Here are some ideas:

• words are only similar if their lengths differ less than 20% (just my estimation)
  → we can group by length and only compare words with other words of length ±20%

• words are only similar if they share a lot of letters
  → we can create a list of e.g. 3-grams (all lower case) that refer to the words they are part of.
  → only compare (e.g. with Levenshtein distance) a word with other words that have several 3-grams in common with it.

Answer 2

Approaches to remove similar names:

1. Use phonetical representation of the words. cmudict It works with python nltk. You can find which names are close to each other phonetically.
2. Try different forms of stemming or simplifications. I would try most aggressive stemmers like Porter stemmer.

3. Levenshtein trie. You can create trie data structure that will help to find word with minimum distance to searched item, this is used for full text search in some search engines. As far as I know it's already implemented in Java. In your case you need to search one item then add it to the structure on every step, you need to make sure that item that you search is not in the structure yet.

4. Manual naive approach. Find all suitable representations of every word/name, put all representations to map and find representations that have more than 1 word. If you have around 15 different representations of one word you will need only 280K iterations to generate this object (much faster than compare each word to another, which requires around 80M comparisons with 13K names).

-- Edit --

If there is a choice I would use something like Python or Java instead of JS for this.
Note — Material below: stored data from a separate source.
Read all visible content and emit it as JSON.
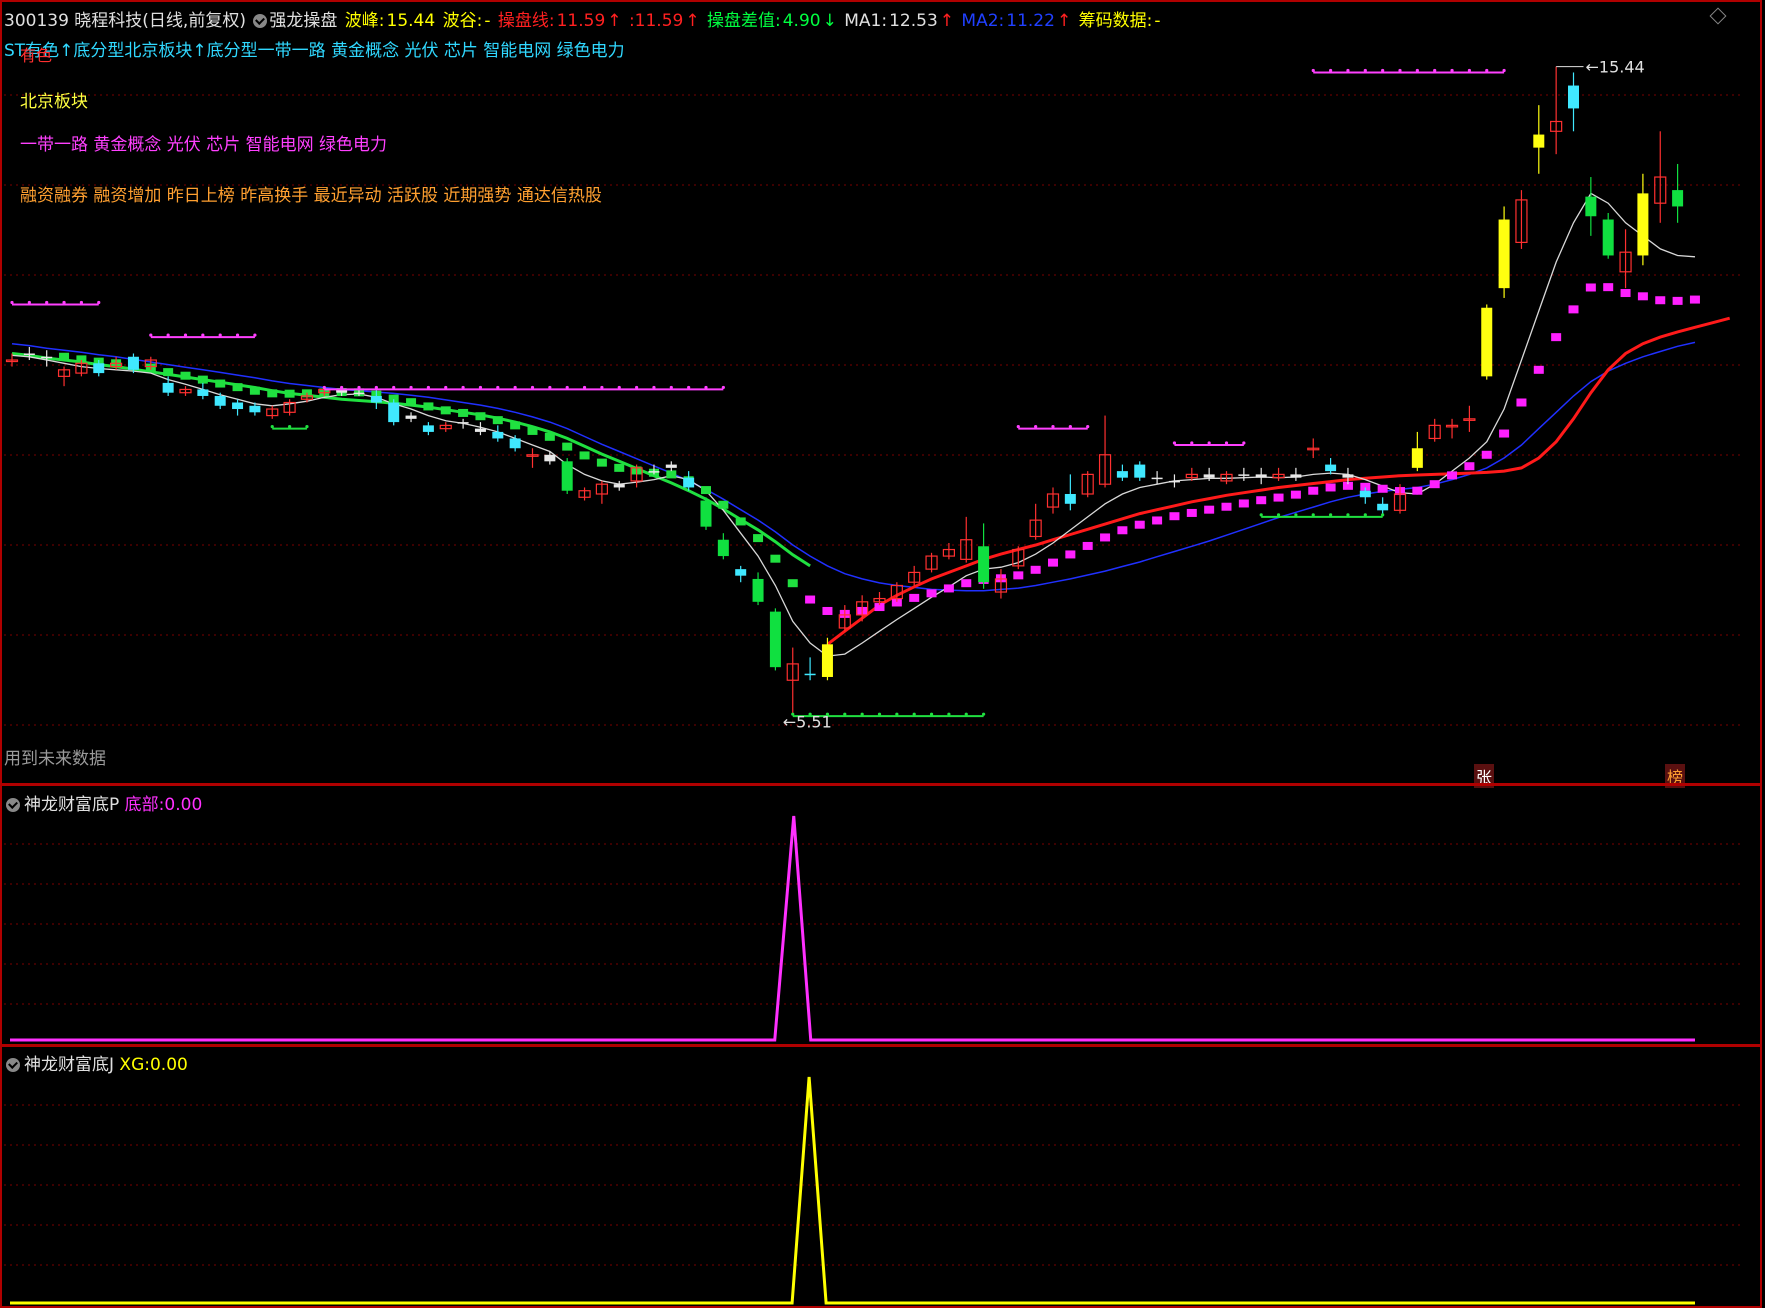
{
  "header": {
    "symbol_title": "300139 晓程科技(日线,前复权)",
    "indicator_name": "强龙操盘",
    "peak_label": "波峰:",
    "peak_value": "15.44",
    "trough_label": "波谷:",
    "trough_value": "-",
    "line_label": "操盘线:",
    "line_value": "11.59",
    "line_value2": ":11.59",
    "diff_label": "操盘差值:",
    "diff_value": "4.90",
    "ma1_label": "MA1:",
    "ma1_value": "12.53",
    "ma2_label": "MA2:",
    "ma2_value": "11.22",
    "chip_label": "筹码数据:",
    "chip_value": "-",
    "colors": {
      "peak": "#ffff00",
      "line": "#ff2020",
      "diff": "#00ff40",
      "ma1": "#e0e0e0",
      "ma2": "#2040ff",
      "chip": "#ffff00"
    }
  },
  "concepts": {
    "line1": "ST有色↑底分型北京板块↑底分型一带一路 黄金概念 光伏 芯片 智能电网 绿色电力",
    "line1_overlay": "有色",
    "line2": "北京板块",
    "line3": "一带一路 黄金概念 光伏 芯片 智能电网 绿色电力",
    "line4": "融资融券 融资增加 昨日上榜 昨高换手 最近异动 活跃股 近期强势 通达信热股"
  },
  "footer_note": "用到未来数据",
  "markers": {
    "zhang": "张",
    "bang": "榜",
    "high_label": "15.44",
    "low_label": "5.51"
  },
  "panel2": {
    "name": "神龙财富底P",
    "field_label": "底部:",
    "field_value": "0.00",
    "color": "#ff30ff"
  },
  "panel3": {
    "name": "神龙财富底J",
    "field_label": "XG:",
    "field_value": "0.00",
    "color": "#ffff00"
  },
  "chart_data": [
    {
      "type": "candlestick",
      "title": "300139 晓程科技(日线,前复权)",
      "ylim": [
        4.6,
        16.0
      ],
      "candles": [
        {
          "o": 10.95,
          "c": 10.95,
          "h": 11.05,
          "l": 10.85,
          "col": "red"
        },
        {
          "o": 11.05,
          "c": 11.05,
          "h": 11.15,
          "l": 10.95,
          "col": "white"
        },
        {
          "o": 11.0,
          "c": 11.0,
          "h": 11.1,
          "l": 10.85,
          "col": "white"
        },
        {
          "o": 10.7,
          "c": 10.8,
          "h": 10.85,
          "l": 10.55,
          "col": "red"
        },
        {
          "o": 10.75,
          "c": 10.9,
          "h": 10.95,
          "l": 10.7,
          "col": "red"
        },
        {
          "o": 10.9,
          "c": 10.75,
          "h": 10.95,
          "l": 10.7,
          "col": "cyan"
        },
        {
          "o": 10.85,
          "c": 10.9,
          "h": 11.0,
          "l": 10.8,
          "col": "red"
        },
        {
          "o": 11.0,
          "c": 10.8,
          "h": 11.05,
          "l": 10.75,
          "col": "cyan"
        },
        {
          "o": 10.85,
          "c": 10.95,
          "h": 11.0,
          "l": 10.8,
          "col": "red"
        },
        {
          "o": 10.6,
          "c": 10.45,
          "h": 10.7,
          "l": 10.4,
          "col": "cyan"
        },
        {
          "o": 10.45,
          "c": 10.5,
          "h": 10.55,
          "l": 10.4,
          "col": "red"
        },
        {
          "o": 10.5,
          "c": 10.4,
          "h": 10.6,
          "l": 10.35,
          "col": "cyan"
        },
        {
          "o": 10.4,
          "c": 10.25,
          "h": 10.45,
          "l": 10.2,
          "col": "cyan"
        },
        {
          "o": 10.3,
          "c": 10.2,
          "h": 10.35,
          "l": 10.1,
          "col": "cyan"
        },
        {
          "o": 10.25,
          "c": 10.15,
          "h": 10.3,
          "l": 10.1,
          "col": "cyan"
        },
        {
          "o": 10.1,
          "c": 10.2,
          "h": 10.25,
          "l": 10.05,
          "col": "red"
        },
        {
          "o": 10.15,
          "c": 10.3,
          "h": 10.35,
          "l": 10.1,
          "col": "red"
        },
        {
          "o": 10.35,
          "c": 10.4,
          "h": 10.45,
          "l": 10.3,
          "col": "red"
        },
        {
          "o": 10.45,
          "c": 10.5,
          "h": 10.55,
          "l": 10.4,
          "col": "red"
        },
        {
          "o": 10.5,
          "c": 10.45,
          "h": 10.55,
          "l": 10.4,
          "col": "white"
        },
        {
          "o": 10.45,
          "c": 10.45,
          "h": 10.5,
          "l": 10.4,
          "col": "white"
        },
        {
          "o": 10.4,
          "c": 10.3,
          "h": 10.5,
          "l": 10.2,
          "col": "cyan"
        },
        {
          "o": 10.3,
          "c": 10.0,
          "h": 10.35,
          "l": 9.95,
          "col": "cyan"
        },
        {
          "o": 10.1,
          "c": 10.05,
          "h": 10.15,
          "l": 10.0,
          "col": "white"
        },
        {
          "o": 9.95,
          "c": 9.85,
          "h": 10.0,
          "l": 9.8,
          "col": "cyan"
        },
        {
          "o": 9.9,
          "c": 9.95,
          "h": 10.0,
          "l": 9.85,
          "col": "red"
        },
        {
          "o": 10.0,
          "c": 10.0,
          "h": 10.05,
          "l": 9.9,
          "col": "white"
        },
        {
          "o": 9.9,
          "c": 9.85,
          "h": 10.0,
          "l": 9.8,
          "col": "white"
        },
        {
          "o": 9.85,
          "c": 9.75,
          "h": 9.95,
          "l": 9.7,
          "col": "cyan"
        },
        {
          "o": 9.75,
          "c": 9.6,
          "h": 9.8,
          "l": 9.55,
          "col": "cyan"
        },
        {
          "o": 9.5,
          "c": 9.5,
          "h": 9.6,
          "l": 9.3,
          "col": "red"
        },
        {
          "o": 9.5,
          "c": 9.4,
          "h": 9.55,
          "l": 9.35,
          "col": "white"
        },
        {
          "o": 9.4,
          "c": 8.95,
          "h": 9.45,
          "l": 8.9,
          "col": "green"
        },
        {
          "o": 8.85,
          "c": 8.95,
          "h": 9.0,
          "l": 8.8,
          "col": "red"
        },
        {
          "o": 8.9,
          "c": 9.05,
          "h": 9.1,
          "l": 8.75,
          "col": "red"
        },
        {
          "o": 9.05,
          "c": 9.0,
          "h": 9.1,
          "l": 8.95,
          "col": "white"
        },
        {
          "o": 9.1,
          "c": 9.3,
          "h": 9.35,
          "l": 9.0,
          "col": "red"
        },
        {
          "o": 9.25,
          "c": 9.25,
          "h": 9.35,
          "l": 9.2,
          "col": "white"
        },
        {
          "o": 9.3,
          "c": 9.35,
          "h": 9.4,
          "l": 9.25,
          "col": "white"
        },
        {
          "o": 9.15,
          "c": 9.0,
          "h": 9.25,
          "l": 8.95,
          "col": "cyan"
        },
        {
          "o": 8.8,
          "c": 8.4,
          "h": 8.85,
          "l": 8.35,
          "col": "green"
        },
        {
          "o": 8.2,
          "c": 7.95,
          "h": 8.3,
          "l": 7.9,
          "col": "green"
        },
        {
          "o": 7.75,
          "c": 7.65,
          "h": 7.8,
          "l": 7.55,
          "col": "cyan"
        },
        {
          "o": 7.6,
          "c": 7.25,
          "h": 7.7,
          "l": 7.2,
          "col": "green"
        },
        {
          "o": 7.1,
          "c": 6.25,
          "h": 7.15,
          "l": 6.2,
          "col": "green"
        },
        {
          "o": 6.05,
          "c": 6.3,
          "h": 6.55,
          "l": 5.51,
          "col": "red"
        },
        {
          "o": 6.15,
          "c": 6.15,
          "h": 6.4,
          "l": 6.05,
          "col": "cyan"
        },
        {
          "o": 6.1,
          "c": 6.6,
          "h": 6.7,
          "l": 6.05,
          "col": "yellow"
        },
        {
          "o": 6.85,
          "c": 7.05,
          "h": 7.2,
          "l": 6.8,
          "col": "red"
        },
        {
          "o": 7.05,
          "c": 7.25,
          "h": 7.35,
          "l": 6.95,
          "col": "red"
        },
        {
          "o": 7.25,
          "c": 7.3,
          "h": 7.4,
          "l": 7.2,
          "col": "red"
        },
        {
          "o": 7.3,
          "c": 7.5,
          "h": 7.55,
          "l": 7.25,
          "col": "red"
        },
        {
          "o": 7.55,
          "c": 7.7,
          "h": 7.8,
          "l": 7.5,
          "col": "red"
        },
        {
          "o": 7.75,
          "c": 7.95,
          "h": 8.0,
          "l": 7.7,
          "col": "red"
        },
        {
          "o": 7.95,
          "c": 8.05,
          "h": 8.15,
          "l": 7.9,
          "col": "red"
        },
        {
          "o": 7.9,
          "c": 8.2,
          "h": 8.55,
          "l": 7.85,
          "col": "red"
        },
        {
          "o": 8.1,
          "c": 7.55,
          "h": 8.45,
          "l": 7.45,
          "col": "green"
        },
        {
          "o": 7.4,
          "c": 7.6,
          "h": 7.75,
          "l": 7.3,
          "col": "red"
        },
        {
          "o": 7.8,
          "c": 8.05,
          "h": 8.1,
          "l": 7.75,
          "col": "red"
        },
        {
          "o": 8.25,
          "c": 8.5,
          "h": 8.75,
          "l": 8.2,
          "col": "red"
        },
        {
          "o": 8.7,
          "c": 8.9,
          "h": 9.0,
          "l": 8.6,
          "col": "red"
        },
        {
          "o": 8.9,
          "c": 8.75,
          "h": 9.2,
          "l": 8.65,
          "col": "cyan"
        },
        {
          "o": 8.9,
          "c": 9.2,
          "h": 9.25,
          "l": 8.85,
          "col": "red"
        },
        {
          "o": 9.05,
          "c": 9.5,
          "h": 10.1,
          "l": 9.0,
          "col": "red"
        },
        {
          "o": 9.25,
          "c": 9.15,
          "h": 9.35,
          "l": 9.1,
          "col": "cyan"
        },
        {
          "o": 9.35,
          "c": 9.15,
          "h": 9.4,
          "l": 9.1,
          "col": "cyan"
        },
        {
          "o": 9.15,
          "c": 9.15,
          "h": 9.25,
          "l": 9.05,
          "col": "white"
        },
        {
          "o": 9.1,
          "c": 9.1,
          "h": 9.2,
          "l": 9.0,
          "col": "white"
        },
        {
          "o": 9.15,
          "c": 9.2,
          "h": 9.3,
          "l": 9.1,
          "col": "red"
        },
        {
          "o": 9.2,
          "c": 9.15,
          "h": 9.3,
          "l": 9.1,
          "col": "white"
        },
        {
          "o": 9.1,
          "c": 9.2,
          "h": 9.25,
          "l": 9.05,
          "col": "red"
        },
        {
          "o": 9.2,
          "c": 9.2,
          "h": 9.3,
          "l": 9.1,
          "col": "white"
        },
        {
          "o": 9.2,
          "c": 9.15,
          "h": 9.3,
          "l": 9.05,
          "col": "white"
        },
        {
          "o": 9.15,
          "c": 9.2,
          "h": 9.3,
          "l": 9.1,
          "col": "red"
        },
        {
          "o": 9.2,
          "c": 9.15,
          "h": 9.3,
          "l": 9.1,
          "col": "white"
        },
        {
          "o": 9.6,
          "c": 9.6,
          "h": 9.75,
          "l": 9.45,
          "col": "red"
        },
        {
          "o": 9.35,
          "c": 9.25,
          "h": 9.45,
          "l": 9.2,
          "col": "cyan"
        },
        {
          "o": 9.2,
          "c": 9.15,
          "h": 9.3,
          "l": 9.05,
          "col": "white"
        },
        {
          "o": 8.95,
          "c": 8.85,
          "h": 9.0,
          "l": 8.75,
          "col": "cyan"
        },
        {
          "o": 8.75,
          "c": 8.65,
          "h": 8.85,
          "l": 8.6,
          "col": "cyan"
        },
        {
          "o": 8.65,
          "c": 8.9,
          "h": 9.05,
          "l": 8.6,
          "col": "red"
        },
        {
          "o": 9.3,
          "c": 9.6,
          "h": 9.85,
          "l": 9.25,
          "col": "yellow"
        },
        {
          "o": 9.75,
          "c": 9.95,
          "h": 10.05,
          "l": 9.7,
          "col": "red"
        },
        {
          "o": 9.95,
          "c": 9.95,
          "h": 10.05,
          "l": 9.75,
          "col": "red"
        },
        {
          "o": 10.05,
          "c": 10.05,
          "h": 10.25,
          "l": 9.85,
          "col": "red"
        },
        {
          "o": 10.7,
          "c": 11.75,
          "h": 11.8,
          "l": 10.65,
          "col": "yellow"
        },
        {
          "o": 12.05,
          "c": 13.1,
          "h": 13.3,
          "l": 11.9,
          "col": "yellow"
        },
        {
          "o": 12.75,
          "c": 13.4,
          "h": 13.55,
          "l": 12.65,
          "col": "red"
        },
        {
          "o": 14.2,
          "c": 14.4,
          "h": 14.85,
          "l": 13.8,
          "col": "yellow"
        },
        {
          "o": 14.45,
          "c": 14.6,
          "h": 15.44,
          "l": 14.1,
          "col": "red"
        },
        {
          "o": 15.15,
          "c": 14.8,
          "h": 15.35,
          "l": 14.45,
          "col": "cyan"
        },
        {
          "o": 13.45,
          "c": 13.15,
          "h": 13.75,
          "l": 12.85,
          "col": "green"
        },
        {
          "o": 13.1,
          "c": 12.55,
          "h": 13.2,
          "l": 12.5,
          "col": "green"
        },
        {
          "o": 12.3,
          "c": 12.6,
          "h": 12.95,
          "l": 12.05,
          "col": "red"
        },
        {
          "o": 12.55,
          "c": 13.5,
          "h": 13.8,
          "l": 12.4,
          "col": "yellow"
        },
        {
          "o": 13.35,
          "c": 13.75,
          "h": 14.45,
          "l": 13.05,
          "col": "red"
        },
        {
          "o": 13.3,
          "c": 13.55,
          "h": 13.95,
          "l": 13.05,
          "col": "green"
        }
      ],
      "ma1": [
        11.02,
        11.0,
        10.95,
        10.9,
        10.85,
        10.82,
        10.8,
        10.78,
        10.75,
        10.65,
        10.58,
        10.5,
        10.42,
        10.35,
        10.28,
        10.25,
        10.28,
        10.32,
        10.38,
        10.42,
        10.43,
        10.38,
        10.28,
        10.2,
        10.1,
        10.02,
        9.98,
        9.92,
        9.85,
        9.75,
        9.65,
        9.55,
        9.35,
        9.2,
        9.1,
        9.05,
        9.08,
        9.12,
        9.18,
        9.12,
        8.95,
        8.65,
        8.3,
        7.95,
        7.5,
        6.95,
        6.62,
        6.42,
        6.45,
        6.62,
        6.8,
        6.98,
        7.15,
        7.32,
        7.48,
        7.65,
        7.75,
        7.78,
        7.85,
        7.98,
        8.15,
        8.35,
        8.55,
        8.75,
        8.9,
        9.0,
        9.05,
        9.1,
        9.12,
        9.14,
        9.14,
        9.15,
        9.16,
        9.15,
        9.16,
        9.2,
        9.22,
        9.2,
        9.12,
        9.02,
        8.92,
        8.9,
        9.05,
        9.25,
        9.45,
        9.7,
        10.2,
        10.95,
        11.7,
        12.45,
        13.05,
        13.5,
        13.35,
        13.05,
        12.85,
        12.65,
        12.55,
        12.53
      ],
      "ma2": [
        11.2,
        11.17,
        11.13,
        11.1,
        11.07,
        11.03,
        11.0,
        10.96,
        10.92,
        10.88,
        10.84,
        10.8,
        10.76,
        10.72,
        10.68,
        10.63,
        10.59,
        10.56,
        10.53,
        10.5,
        10.48,
        10.46,
        10.44,
        10.41,
        10.38,
        10.34,
        10.3,
        10.26,
        10.21,
        10.15,
        10.08,
        10.0,
        9.9,
        9.78,
        9.66,
        9.55,
        9.44,
        9.33,
        9.22,
        9.1,
        8.97,
        8.82,
        8.66,
        8.5,
        8.32,
        8.12,
        7.95,
        7.8,
        7.68,
        7.6,
        7.54,
        7.5,
        7.47,
        7.44,
        7.43,
        7.42,
        7.42,
        7.44,
        7.46,
        7.5,
        7.55,
        7.6,
        7.66,
        7.72,
        7.79,
        7.86,
        7.94,
        8.02,
        8.1,
        8.18,
        8.27,
        8.36,
        8.45,
        8.54,
        8.62,
        8.7,
        8.78,
        8.85,
        8.9,
        8.94,
        8.97,
        9.0,
        9.05,
        9.12,
        9.2,
        9.3,
        9.45,
        9.65,
        9.9,
        10.15,
        10.4,
        10.62,
        10.78,
        10.9,
        11.0,
        11.08,
        11.16,
        11.22
      ],
      "line_red": {
        "start_index": 47,
        "values": [
          6.6,
          6.8,
          7.0,
          7.2,
          7.35,
          7.48,
          7.6,
          7.7,
          7.8,
          7.9,
          7.98,
          8.05,
          8.12,
          8.2,
          8.28,
          8.36,
          8.44,
          8.52,
          8.6,
          8.66,
          8.72,
          8.78,
          8.83,
          8.88,
          8.92,
          8.96,
          9.0,
          9.03,
          9.06,
          9.09,
          9.12,
          9.14,
          9.16,
          9.18,
          9.19,
          9.2,
          9.21,
          9.22,
          9.23,
          9.25,
          9.3,
          9.45,
          9.7,
          10.05,
          10.45,
          10.8,
          11.05,
          11.2,
          11.3,
          11.38,
          11.45,
          11.52,
          11.59
        ]
      },
      "line_green_start_count": 47
    },
    {
      "type": "line",
      "name": "神龙财富底P 底部",
      "values": "0 everywhere except a single spike to 1 at candle index 45",
      "spike_index": 45,
      "ylim": [
        0,
        1.05
      ]
    },
    {
      "type": "line",
      "name": "神龙财富底J XG",
      "values": "0 everywhere except a single spike to 1 at candle index 46",
      "spike_index": 46,
      "ylim": [
        0,
        1.05
      ]
    }
  ]
}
It's only my opinion based on: I don't know all requirements, it's common to use Java/Python for natural language processing, task looks more like heavy data processing than front end.

Answer 3

As in your working code you use Levenshtein distance 1 only, I will assume no other distances need to be found.

I will propose a similar solution as Jonas Wilms posted, with these differences:

• No need to call a isLevenshtein function
• Produces only unique pairs
• Each pair is lexically ordered

// Sample data with lots of similar names
const names = ["Adela","Adelaida","Adelaide","Adele","Adelia","AdeLina","Adeline",
               "Adell","AdellA","Adelle","Ardelia","Ardell","Ardella","Ardelle",
               "Ardis","Madeline","Odelia","ODELL","Odessa","Odette"];

const map = {};
const pairs = new Set;
for (const name of names) {
    for (const i in name+"_") { // Additional iteration to NOT delete a character
        const key = (name.slice(0, i) + name.slice(+i + 1, name.length)).toLowerCase();
        // Group words together where the removal from the same index leads to the same key
        if (!map[key]) map[key] = Array.from({length: key.length+1}, () => new Set);
        // If NO character was removed, put the word in EACH group
        for (const set of (+i < name.length ? [map[key][i]] : map[key])) {
            if (set.has(name)) continue;
            for (let similar of set) pairs.add(JSON.stringify([similar, name].sort()));
            set.add(name);
        }
    }
}
const result = [...pairs].sort().map(JSON.parse); // sort is optional
console.log(result);

I tested this on a set of 13000 names, including at least 4000 different names, and it produced 8000 pairs in about 0.3 seconds.